Set in pre-colonial Ghana, The Hundred Wells of Salaga chronicles the lives of two women: Amina and Wurche. Amina’s peaceful life is mercilessly interrupted when she is separated from her home, turning her into a resilient woman from the daydreamer she was. Wurche is a strong- willed daughter of a chief determined to play an important role in her father’s court.

Salaga is a busy town in northern Ghana, used as a slave-trading centre. 100 wells have been built there for washing slaves before they’re sold.

As infighting erupts among Wurche’s people during the slave trade period at the end of the 19th century, the two women find their lives converging. The book explores how the colonialists’ scramble for Africa affected the lives of ordinary people.

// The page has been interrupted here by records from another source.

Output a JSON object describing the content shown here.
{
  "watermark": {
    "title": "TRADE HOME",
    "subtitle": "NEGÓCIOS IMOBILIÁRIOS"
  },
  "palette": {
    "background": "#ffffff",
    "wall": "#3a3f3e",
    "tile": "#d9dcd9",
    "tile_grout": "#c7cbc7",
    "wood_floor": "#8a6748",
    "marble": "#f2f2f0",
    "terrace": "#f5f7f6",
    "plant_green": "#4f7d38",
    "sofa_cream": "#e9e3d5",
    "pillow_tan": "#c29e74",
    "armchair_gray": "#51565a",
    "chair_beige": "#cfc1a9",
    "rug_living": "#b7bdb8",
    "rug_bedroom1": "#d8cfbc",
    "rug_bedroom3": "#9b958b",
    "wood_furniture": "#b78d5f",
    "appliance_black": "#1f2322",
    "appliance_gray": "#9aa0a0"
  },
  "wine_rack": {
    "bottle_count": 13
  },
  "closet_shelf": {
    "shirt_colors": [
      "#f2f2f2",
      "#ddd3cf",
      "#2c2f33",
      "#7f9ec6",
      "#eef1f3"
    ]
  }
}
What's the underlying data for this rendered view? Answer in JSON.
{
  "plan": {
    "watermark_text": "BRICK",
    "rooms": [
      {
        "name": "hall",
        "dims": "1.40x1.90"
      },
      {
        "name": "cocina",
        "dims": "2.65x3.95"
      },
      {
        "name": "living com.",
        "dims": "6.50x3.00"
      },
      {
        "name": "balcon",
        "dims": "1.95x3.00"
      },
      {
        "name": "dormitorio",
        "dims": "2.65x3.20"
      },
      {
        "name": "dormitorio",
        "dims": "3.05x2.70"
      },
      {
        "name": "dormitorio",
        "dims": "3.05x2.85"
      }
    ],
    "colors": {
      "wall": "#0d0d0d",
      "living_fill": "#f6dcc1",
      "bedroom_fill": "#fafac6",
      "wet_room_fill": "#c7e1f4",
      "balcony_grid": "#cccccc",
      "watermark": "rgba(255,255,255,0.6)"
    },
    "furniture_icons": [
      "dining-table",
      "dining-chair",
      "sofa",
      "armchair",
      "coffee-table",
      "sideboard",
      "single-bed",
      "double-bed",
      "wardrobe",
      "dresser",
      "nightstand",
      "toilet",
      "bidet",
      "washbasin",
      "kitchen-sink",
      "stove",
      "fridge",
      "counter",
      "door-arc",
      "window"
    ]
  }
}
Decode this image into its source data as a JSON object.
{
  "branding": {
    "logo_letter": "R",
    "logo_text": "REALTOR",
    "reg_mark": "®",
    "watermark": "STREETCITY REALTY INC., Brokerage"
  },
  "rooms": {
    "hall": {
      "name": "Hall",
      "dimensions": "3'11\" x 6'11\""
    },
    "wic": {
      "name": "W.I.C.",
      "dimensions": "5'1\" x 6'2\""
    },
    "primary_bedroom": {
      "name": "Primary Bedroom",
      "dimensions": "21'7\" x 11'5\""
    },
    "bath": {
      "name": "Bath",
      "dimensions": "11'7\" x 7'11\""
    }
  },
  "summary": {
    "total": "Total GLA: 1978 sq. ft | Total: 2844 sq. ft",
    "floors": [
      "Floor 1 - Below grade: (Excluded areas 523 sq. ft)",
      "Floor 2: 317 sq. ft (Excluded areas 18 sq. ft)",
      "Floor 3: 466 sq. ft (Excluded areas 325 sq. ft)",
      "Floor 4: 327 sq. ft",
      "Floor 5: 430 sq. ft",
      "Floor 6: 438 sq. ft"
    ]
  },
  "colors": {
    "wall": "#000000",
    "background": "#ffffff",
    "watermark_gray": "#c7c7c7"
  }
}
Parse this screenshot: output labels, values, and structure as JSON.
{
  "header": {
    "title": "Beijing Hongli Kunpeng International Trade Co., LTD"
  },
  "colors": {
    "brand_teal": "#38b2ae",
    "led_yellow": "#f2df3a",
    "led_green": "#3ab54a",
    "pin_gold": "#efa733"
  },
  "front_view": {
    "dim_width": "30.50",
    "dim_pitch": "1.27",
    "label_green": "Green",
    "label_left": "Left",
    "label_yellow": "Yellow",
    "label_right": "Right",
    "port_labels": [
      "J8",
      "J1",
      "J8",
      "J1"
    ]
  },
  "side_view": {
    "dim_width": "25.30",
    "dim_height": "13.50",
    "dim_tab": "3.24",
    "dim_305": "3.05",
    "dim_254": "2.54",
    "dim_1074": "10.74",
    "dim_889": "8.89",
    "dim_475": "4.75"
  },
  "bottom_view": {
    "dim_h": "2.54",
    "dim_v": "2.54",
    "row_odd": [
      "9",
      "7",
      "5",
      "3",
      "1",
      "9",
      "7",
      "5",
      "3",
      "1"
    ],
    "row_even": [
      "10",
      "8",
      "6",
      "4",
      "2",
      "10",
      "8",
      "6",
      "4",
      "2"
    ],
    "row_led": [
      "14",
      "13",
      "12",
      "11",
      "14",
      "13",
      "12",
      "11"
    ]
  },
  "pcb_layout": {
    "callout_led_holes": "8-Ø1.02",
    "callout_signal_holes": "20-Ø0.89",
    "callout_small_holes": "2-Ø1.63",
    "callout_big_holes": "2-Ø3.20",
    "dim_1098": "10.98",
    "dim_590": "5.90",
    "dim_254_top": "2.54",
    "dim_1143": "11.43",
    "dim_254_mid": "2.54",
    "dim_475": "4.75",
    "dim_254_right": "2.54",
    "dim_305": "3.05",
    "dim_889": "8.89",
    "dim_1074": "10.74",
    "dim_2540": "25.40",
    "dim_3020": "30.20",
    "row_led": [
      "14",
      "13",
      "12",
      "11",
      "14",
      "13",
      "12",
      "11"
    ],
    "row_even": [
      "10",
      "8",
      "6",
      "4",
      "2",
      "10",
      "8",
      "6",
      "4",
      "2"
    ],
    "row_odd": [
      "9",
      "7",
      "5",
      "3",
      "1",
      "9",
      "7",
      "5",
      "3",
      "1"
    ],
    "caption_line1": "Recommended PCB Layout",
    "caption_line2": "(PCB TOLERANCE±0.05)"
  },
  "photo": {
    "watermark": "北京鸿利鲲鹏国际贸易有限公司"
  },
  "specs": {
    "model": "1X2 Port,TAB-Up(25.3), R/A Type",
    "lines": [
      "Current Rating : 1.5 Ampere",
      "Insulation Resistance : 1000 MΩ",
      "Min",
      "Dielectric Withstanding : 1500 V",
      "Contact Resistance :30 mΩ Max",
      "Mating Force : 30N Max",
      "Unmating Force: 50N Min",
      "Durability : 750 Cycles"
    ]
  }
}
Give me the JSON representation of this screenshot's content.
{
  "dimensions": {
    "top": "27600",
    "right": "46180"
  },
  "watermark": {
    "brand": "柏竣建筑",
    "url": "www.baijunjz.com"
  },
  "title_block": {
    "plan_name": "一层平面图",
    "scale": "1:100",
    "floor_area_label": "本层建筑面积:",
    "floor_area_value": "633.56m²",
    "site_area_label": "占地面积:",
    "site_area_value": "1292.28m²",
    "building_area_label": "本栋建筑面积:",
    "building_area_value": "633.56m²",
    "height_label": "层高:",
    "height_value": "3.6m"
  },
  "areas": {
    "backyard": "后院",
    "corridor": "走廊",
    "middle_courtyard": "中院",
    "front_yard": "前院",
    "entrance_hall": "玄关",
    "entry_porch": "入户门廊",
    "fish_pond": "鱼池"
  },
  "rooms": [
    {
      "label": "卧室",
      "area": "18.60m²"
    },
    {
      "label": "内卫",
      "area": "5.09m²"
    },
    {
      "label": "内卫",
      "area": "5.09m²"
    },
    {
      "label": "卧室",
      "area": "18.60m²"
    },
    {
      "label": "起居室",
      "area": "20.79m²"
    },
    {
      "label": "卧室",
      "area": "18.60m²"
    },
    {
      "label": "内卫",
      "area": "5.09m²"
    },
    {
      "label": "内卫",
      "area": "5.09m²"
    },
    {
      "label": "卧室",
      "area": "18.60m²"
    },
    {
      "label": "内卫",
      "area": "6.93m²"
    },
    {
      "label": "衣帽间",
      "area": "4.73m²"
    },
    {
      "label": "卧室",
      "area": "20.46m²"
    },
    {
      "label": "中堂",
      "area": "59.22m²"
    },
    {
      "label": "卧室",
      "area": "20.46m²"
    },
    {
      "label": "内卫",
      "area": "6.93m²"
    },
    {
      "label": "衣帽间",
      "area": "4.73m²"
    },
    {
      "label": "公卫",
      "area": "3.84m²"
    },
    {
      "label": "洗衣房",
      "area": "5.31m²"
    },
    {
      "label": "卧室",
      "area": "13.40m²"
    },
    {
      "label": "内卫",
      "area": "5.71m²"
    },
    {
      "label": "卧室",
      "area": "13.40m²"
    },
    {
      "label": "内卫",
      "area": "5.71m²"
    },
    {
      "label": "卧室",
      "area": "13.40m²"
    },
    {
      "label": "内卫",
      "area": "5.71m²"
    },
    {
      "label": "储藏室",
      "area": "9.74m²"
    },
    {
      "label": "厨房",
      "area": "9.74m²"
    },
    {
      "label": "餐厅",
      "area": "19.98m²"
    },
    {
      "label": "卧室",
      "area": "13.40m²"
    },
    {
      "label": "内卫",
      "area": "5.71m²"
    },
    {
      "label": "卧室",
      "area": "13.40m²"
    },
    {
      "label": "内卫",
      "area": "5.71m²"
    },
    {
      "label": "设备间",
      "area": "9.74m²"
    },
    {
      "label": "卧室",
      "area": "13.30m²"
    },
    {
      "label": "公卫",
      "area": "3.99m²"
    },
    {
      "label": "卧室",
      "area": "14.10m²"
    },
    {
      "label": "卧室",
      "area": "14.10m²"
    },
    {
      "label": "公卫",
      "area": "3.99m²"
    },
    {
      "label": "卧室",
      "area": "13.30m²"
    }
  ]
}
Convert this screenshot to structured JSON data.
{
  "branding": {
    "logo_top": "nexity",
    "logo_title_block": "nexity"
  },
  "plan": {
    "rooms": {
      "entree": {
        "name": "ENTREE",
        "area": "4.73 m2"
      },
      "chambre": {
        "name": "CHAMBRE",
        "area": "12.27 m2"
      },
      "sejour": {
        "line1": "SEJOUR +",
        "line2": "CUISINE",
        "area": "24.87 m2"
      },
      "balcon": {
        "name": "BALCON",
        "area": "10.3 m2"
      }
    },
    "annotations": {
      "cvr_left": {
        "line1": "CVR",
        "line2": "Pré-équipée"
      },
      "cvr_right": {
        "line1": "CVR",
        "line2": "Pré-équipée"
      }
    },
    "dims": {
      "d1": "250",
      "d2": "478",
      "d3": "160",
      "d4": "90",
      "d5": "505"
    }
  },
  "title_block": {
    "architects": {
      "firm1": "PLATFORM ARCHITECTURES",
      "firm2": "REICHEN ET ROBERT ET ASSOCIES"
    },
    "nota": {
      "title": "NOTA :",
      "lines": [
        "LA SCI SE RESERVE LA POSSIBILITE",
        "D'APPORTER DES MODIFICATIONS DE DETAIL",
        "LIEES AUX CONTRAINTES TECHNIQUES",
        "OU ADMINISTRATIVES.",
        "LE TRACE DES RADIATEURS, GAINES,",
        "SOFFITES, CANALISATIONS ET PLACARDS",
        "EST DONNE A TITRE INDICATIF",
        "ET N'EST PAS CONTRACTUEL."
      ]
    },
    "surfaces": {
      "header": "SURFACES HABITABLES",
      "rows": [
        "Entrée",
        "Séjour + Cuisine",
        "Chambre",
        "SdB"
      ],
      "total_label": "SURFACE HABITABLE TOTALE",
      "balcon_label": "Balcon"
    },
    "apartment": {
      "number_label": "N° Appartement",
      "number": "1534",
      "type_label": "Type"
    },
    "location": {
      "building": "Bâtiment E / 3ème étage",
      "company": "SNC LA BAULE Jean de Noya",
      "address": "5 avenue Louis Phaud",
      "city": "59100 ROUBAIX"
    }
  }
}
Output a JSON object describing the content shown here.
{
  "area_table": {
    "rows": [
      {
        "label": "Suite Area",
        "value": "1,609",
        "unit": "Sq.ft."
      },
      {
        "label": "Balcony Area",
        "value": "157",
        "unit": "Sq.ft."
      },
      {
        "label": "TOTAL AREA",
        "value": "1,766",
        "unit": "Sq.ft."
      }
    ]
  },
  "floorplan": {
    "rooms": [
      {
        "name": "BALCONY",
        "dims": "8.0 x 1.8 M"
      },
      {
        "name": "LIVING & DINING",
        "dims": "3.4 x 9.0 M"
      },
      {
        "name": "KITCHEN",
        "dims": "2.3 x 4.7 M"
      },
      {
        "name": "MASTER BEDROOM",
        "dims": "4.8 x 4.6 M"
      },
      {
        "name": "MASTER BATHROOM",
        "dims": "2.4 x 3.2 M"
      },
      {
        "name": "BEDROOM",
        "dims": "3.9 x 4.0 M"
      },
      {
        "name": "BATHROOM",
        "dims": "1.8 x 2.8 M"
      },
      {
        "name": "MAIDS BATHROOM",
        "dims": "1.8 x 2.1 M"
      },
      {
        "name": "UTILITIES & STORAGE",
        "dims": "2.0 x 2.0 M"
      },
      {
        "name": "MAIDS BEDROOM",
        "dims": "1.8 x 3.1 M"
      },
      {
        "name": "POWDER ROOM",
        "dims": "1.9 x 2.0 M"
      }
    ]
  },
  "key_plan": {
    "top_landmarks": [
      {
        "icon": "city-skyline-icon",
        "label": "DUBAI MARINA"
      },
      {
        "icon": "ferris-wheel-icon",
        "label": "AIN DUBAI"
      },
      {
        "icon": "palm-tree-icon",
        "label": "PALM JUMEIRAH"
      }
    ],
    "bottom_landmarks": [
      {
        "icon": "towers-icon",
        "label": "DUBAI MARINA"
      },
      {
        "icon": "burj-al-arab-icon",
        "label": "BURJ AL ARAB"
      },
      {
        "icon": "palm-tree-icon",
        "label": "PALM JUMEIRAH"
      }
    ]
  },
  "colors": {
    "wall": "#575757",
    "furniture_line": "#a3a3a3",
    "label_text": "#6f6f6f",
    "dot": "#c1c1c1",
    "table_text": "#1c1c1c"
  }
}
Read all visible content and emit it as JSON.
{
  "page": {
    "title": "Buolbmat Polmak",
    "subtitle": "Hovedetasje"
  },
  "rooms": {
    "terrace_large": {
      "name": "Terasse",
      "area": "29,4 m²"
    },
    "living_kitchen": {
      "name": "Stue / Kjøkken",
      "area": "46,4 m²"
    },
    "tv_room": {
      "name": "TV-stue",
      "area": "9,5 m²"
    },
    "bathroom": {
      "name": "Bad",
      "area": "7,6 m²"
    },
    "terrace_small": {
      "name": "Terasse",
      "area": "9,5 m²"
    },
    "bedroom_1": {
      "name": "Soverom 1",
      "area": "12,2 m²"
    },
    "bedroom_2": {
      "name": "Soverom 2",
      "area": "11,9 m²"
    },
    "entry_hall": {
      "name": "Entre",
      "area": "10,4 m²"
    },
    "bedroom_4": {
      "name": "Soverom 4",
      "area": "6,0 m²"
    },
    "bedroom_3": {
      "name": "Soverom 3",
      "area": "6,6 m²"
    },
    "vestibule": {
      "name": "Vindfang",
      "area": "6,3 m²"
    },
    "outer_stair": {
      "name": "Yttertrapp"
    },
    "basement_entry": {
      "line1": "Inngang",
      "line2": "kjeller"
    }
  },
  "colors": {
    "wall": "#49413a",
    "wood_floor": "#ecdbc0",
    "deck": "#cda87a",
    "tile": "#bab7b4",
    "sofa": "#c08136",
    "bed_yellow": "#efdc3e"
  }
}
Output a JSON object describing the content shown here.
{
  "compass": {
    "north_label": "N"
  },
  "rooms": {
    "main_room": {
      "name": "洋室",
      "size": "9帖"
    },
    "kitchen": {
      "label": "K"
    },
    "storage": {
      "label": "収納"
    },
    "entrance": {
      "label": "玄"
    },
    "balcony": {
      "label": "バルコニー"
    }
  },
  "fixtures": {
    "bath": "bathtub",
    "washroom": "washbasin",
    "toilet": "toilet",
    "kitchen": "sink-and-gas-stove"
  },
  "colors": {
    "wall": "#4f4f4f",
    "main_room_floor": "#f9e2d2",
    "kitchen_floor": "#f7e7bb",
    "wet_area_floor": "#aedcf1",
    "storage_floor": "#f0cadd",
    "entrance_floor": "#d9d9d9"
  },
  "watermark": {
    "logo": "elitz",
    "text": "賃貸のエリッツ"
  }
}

Attah makes the novel unique by emphasising often overlooked distinctions of religion, language and status. The book takes on a new perspective as it complicates the idea of what “African history” is, unlike the film Black Panther for example, which mixed ethnicities and cultures for the sake of spectacle.

The book was published mid this month, grab yourself a copy while it’s still fresh off the press.

Ayesha grew up in Accra and was educated at Mount Holyoke College, Columbia University, and New York University. She has written pieces for the New York Times Magazine, Asymptote Magazine, and the Caine Prize Writers’ 2010 Anthology. Her debut novel, Harmattan Rain, (Per Ankh Publishers) was nominated for the Commonwealth Writers’ Prize in 2010.

Some of the awards she has won include the 2016 Miles Morland Foundation Scholarship for non-fiction. Ayesha is a 2014 Africa Centre Artists in Residency Award Laureate and Instituto Sacatar Fellow. She lives in Senegal. The Hundred Wells of Salaga is her third novel.